The Time Course of Language Change

  1. 1. Patrick Juola

    Dept of Mathematics and Computer Science - Duquesne University

Work text
This plain text was ingested for the purpose of full-text search, not to preserve original formatting or readability. For the most complete copy, refer to the original conference program.

Although an infinite number of monkeys at typewriters might produce
the complete works of Shakespeare, we can say with confidence that
the one that does produce _Hamlet_ is somewhat unusual and a
primate of marked preferences. For example, it obviously doesn't
like to type the letter 'z' and is rather
attached to the letter sequence space-'t'-'h'-'e'-space. These
preferences can be quantified accurately and, for instance, form
the basis of most compression programs (such as Stuffit or WinZip).
Common letters, frequent words, and hackneyed phrases are replaced
with short codes and abbreviations, while less frequent items -- in
the counting of the person/programming doing the measurements --
are left untouched or even lengthened. Of course, the measurements
may not be exactly accurate, and the inaccuracies of measurement, such
as those that would be produced by using the preferences of one
monkey to compress the output of a second, can provide a precise
and detailed assessment of the "distance" between two monkeys.

Although information theory has known the above since the 1940s,
the volume of text required for reliable measurements (thousands
or millions of pages) has so far been prohibitive. However,
recent work (Wyner, 1996; Juola, 1997, 1998) provides a method
to apply this to the detailed measurement of "linguistic distance"
between two reasonably-sized (a few hundred to thousand characters).
Although the mathematics behind this new technique is somewhat complex,
the results are profound. This technique has been shown to be
effective for problems ranging from authorship attribution, through
genre identification, language identification, and even extending
to the inference of linguistic familial relationship. This paper
describes an experiment in using this technique to determine
rate of language change in _National Geographic_ magazine.

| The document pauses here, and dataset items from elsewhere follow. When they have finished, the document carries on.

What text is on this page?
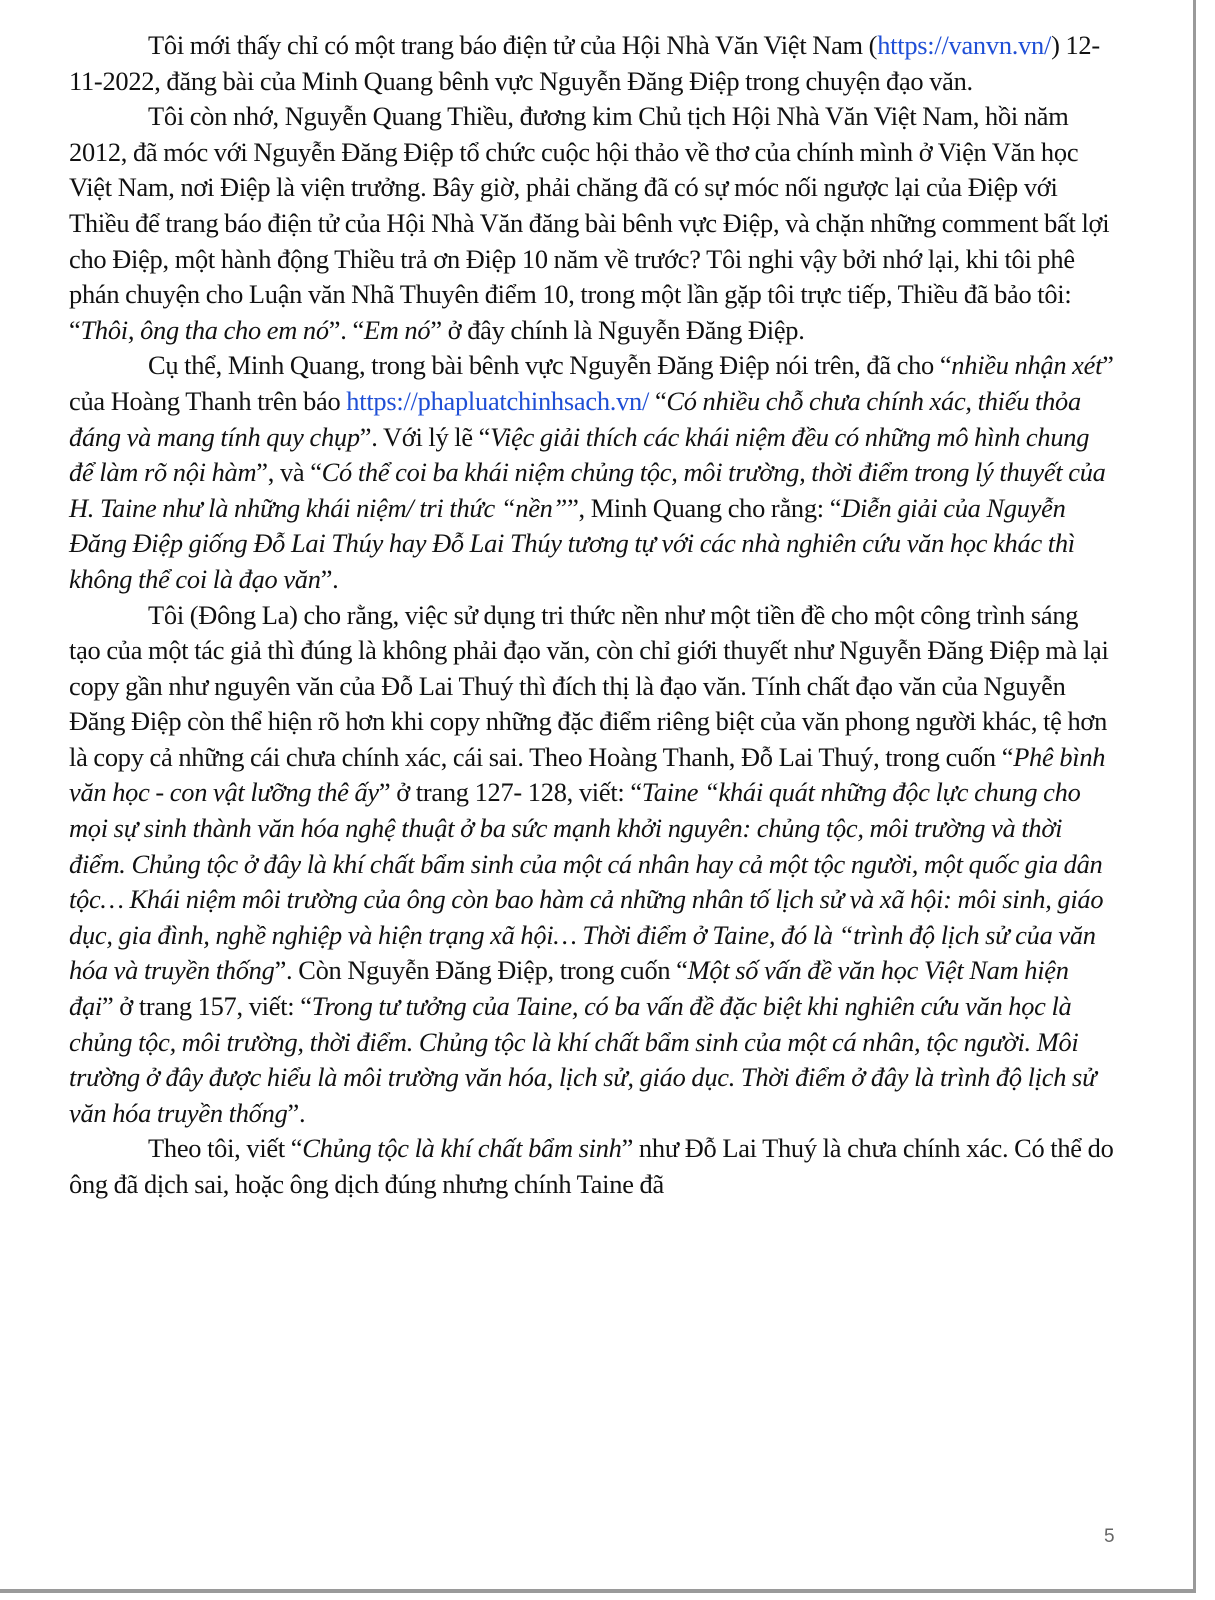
Tôi mới thấy chỉ có một trang báo điện tử của Hội Nhà Văn Việt Nam (https://vanvn.vn/) 12-11-2022, đăng bài của Minh Quang bênh vực Nguyễn Đăng Điệp trong chuyện đạo văn.

Tôi còn nhớ, Nguyễn Quang Thiều, đương kim Chủ tịch Hội Nhà Văn Việt Nam, hồi năm 2012, đã móc với Nguyễn Đăng Điệp tổ chức cuộc hội thảo về thơ của chính mình ở Viện Văn học Việt Nam, nơi Điệp là viện trưởng. Bây giờ, phải chăng đã có sự móc nối ngược lại của Điệp với Thiều để trang báo điện tử của Hội Nhà Văn đăng bài bênh vực Điệp, và chặn những comment bất lợi cho Điệp, một hành động Thiều trả ơn Điệp 10 năm về trước? Tôi nghi vậy bởi nhớ lại, khi tôi phê phán chuyện cho Luận văn Nhã Thuyên điểm 10, trong một lần gặp tôi trực tiếp, Thiều đã bảo tôi: “Thôi, ông tha cho em nó”. “Em nó” ở đây chính là Nguyễn Đăng Điệp.

Cụ thể, Minh Quang, trong bài bênh vực Nguyễn Đăng Điệp nói trên, đã cho “nhiều nhận xét” của Hoàng Thanh trên báo https://phapluatchinhsach.vn/ “Có nhiều chỗ chưa chính xác, thiếu thỏa đáng và mang tính quy chụp”. Với lý lẽ “Việc giải thích các khái niệm đều có những mô hình chung để làm rõ nội hàm”, và “Có thể coi ba khái niệm chủng tộc, môi trường, thời điểm trong lý thuyết của H. Taine như là những khái niệm/ tri thức “nền””, Minh Quang cho rằng: “Diễn giải của Nguyễn Đăng Điệp giống Đỗ Lai Thúy hay Đỗ Lai Thúy tương tự với các nhà nghiên cứu văn học khác thì không thể coi là đạo văn”.

Tôi (Đông La) cho rằng, việc sử dụng tri thức nền như một tiền đề cho một công trình sáng tạo của một tác giả thì đúng là không phải đạo văn, còn chỉ giới thuyết như Nguyễn Đăng Điệp mà lại copy gần như nguyên văn của Đỗ Lai Thuý thì đích thị là đạo văn. Tính chất đạo văn của Nguyễn Đăng Điệp còn thể hiện rõ hơn khi copy những đặc điểm riêng biệt của văn phong người khác, tệ hơn là copy cả những cái chưa chính xác, cái sai. Theo Hoàng Thanh, Đỗ Lai Thuý, trong cuốn “Phê bình văn học - con vật lưỡng thê ấy” ở trang 127- 128, viết: “Taine “khái quát những độc lực chung cho mọi sự sinh thành văn hóa nghệ thuật ở ba sức mạnh khởi nguyên: chủng tộc, môi trường và thời điểm. Chủng tộc ở đây là khí chất bẩm sinh của một cá nhân hay cả một tộc người, một quốc gia dân tộc… Khái niệm môi trường của ông còn bao hàm cả những nhân tố lịch sử và xã hội: môi sinh, giáo dục, gia đình, nghề nghiệp và hiện trạng xã hội… Thời điểm ở Taine, đó là “trình độ lịch sử của văn hóa và truyền thống”. Còn Nguyễn Đăng Điệp, trong cuốn “Một số vấn đề văn học Việt Nam hiện đại” ở trang 157, viết: “Trong tư tưởng của Taine, có ba vấn đề đặc biệt khi nghiên cứu văn học là chủng tộc, môi trường, thời điểm. Chủng tộc là khí chất bẩm sinh của một cá nhân, tộc người. Môi trường ở đây được hiểu là môi trường văn hóa, lịch sử, giáo dục. Thời điểm ở đây là trình độ lịch sử văn hóa truyền thống”.

Theo tôi, viết “Chủng tộc là khí chất bẩm sinh” như Đỗ Lai Thuý là chưa chính xác. Có thể do ông đã dịch sai, hoặc ông dịch đúng nhưng chính Taine đã

5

_National Geographic_ is an ideal experimental corpus for several
reasons. First, unlike a book (which may be the product of thirty
years of continuous writing and rewriting), magazine text can be
fairly accurately dated. Second, _NG_ is a closely-edited, high
prestige journal written in relatively formal English, and therefore
language change within this journal can be evidence of fairly widespread
and large-scale acceptance of the changes. Third, it has been
in continuous publication since 1888, yielding over one hundred
years of data. And, not least important for a researcher on a budget,
the entire corpus is available on CD-ROM for under $200 (US).
The experiment described here used data from the years 1939-2000,
taking between one and seven excerpts from each January issue.
The distance between each excerpt pair was determined and
plotted against the number of years between each excerpt pair.
For example, two excerpts, both from 1954, would have been
recorded as being zero years apart. Similarly, two excerpts
from 1964 would be zero years apart, while a document from
1964 would be ten years apart from one from 1954. Of course,
no document was paired with itself (which would have resulted in
a meaninglessly low near-zero difference).
Regressing measured differences to a linear fit with the number
of years then yielded a measurement of the effective "linguistic
distance" (change) per year, or the speed (distance over time)
of language change for the period studied.

The results of this experiment are both significant and intriguing.
For example, all experiments show a clear [significant, p < 0.05]
result that language samples show a greater difference with
greater time, even over periods as small as a decade (ten years).
However, the absolute rate of change over any given ten-year
period varied by as much as fivefold, suggesting that some periods
(of the National Geographic) are characterized by significantly
faster change and suggesting that the English language itself
may have undergone similar periods of rapid or slow change.
In particular, the period of the Second World War and its
aftermath (1939-48) displayed particularly LITTLE change (less
than 0.004 bits/year), while the decade immediately following
had the greatest of all measured changes (0.0178 bits/year).
In fact, the language change over the 1940s was itself barely
above the threshhold of "detectably and significantly different
from no change."

We further found that language change itself seems undirected,
in the sense that individual changes do not appear to sum
conveniently to an overall rate of change. The metaphor of
a drunkard walking around a street may be relevant here; although
s/he walks at a comfortable pace of one hundred meters per minute,
it may take much longer than two minutes to walk through a two
hundred meter alley, with the inevitable missteps, retracing
of footsteps, and random wanderings -- and in fact, the drunkard
might just as well enter the alley and come out again from the
same end s/he entered. A similar pattern was found in the
pattern of linguistic change, where the overall effective rate of
change for the period 1939-78 was substantially less than the
effective rate for any single decade within that period.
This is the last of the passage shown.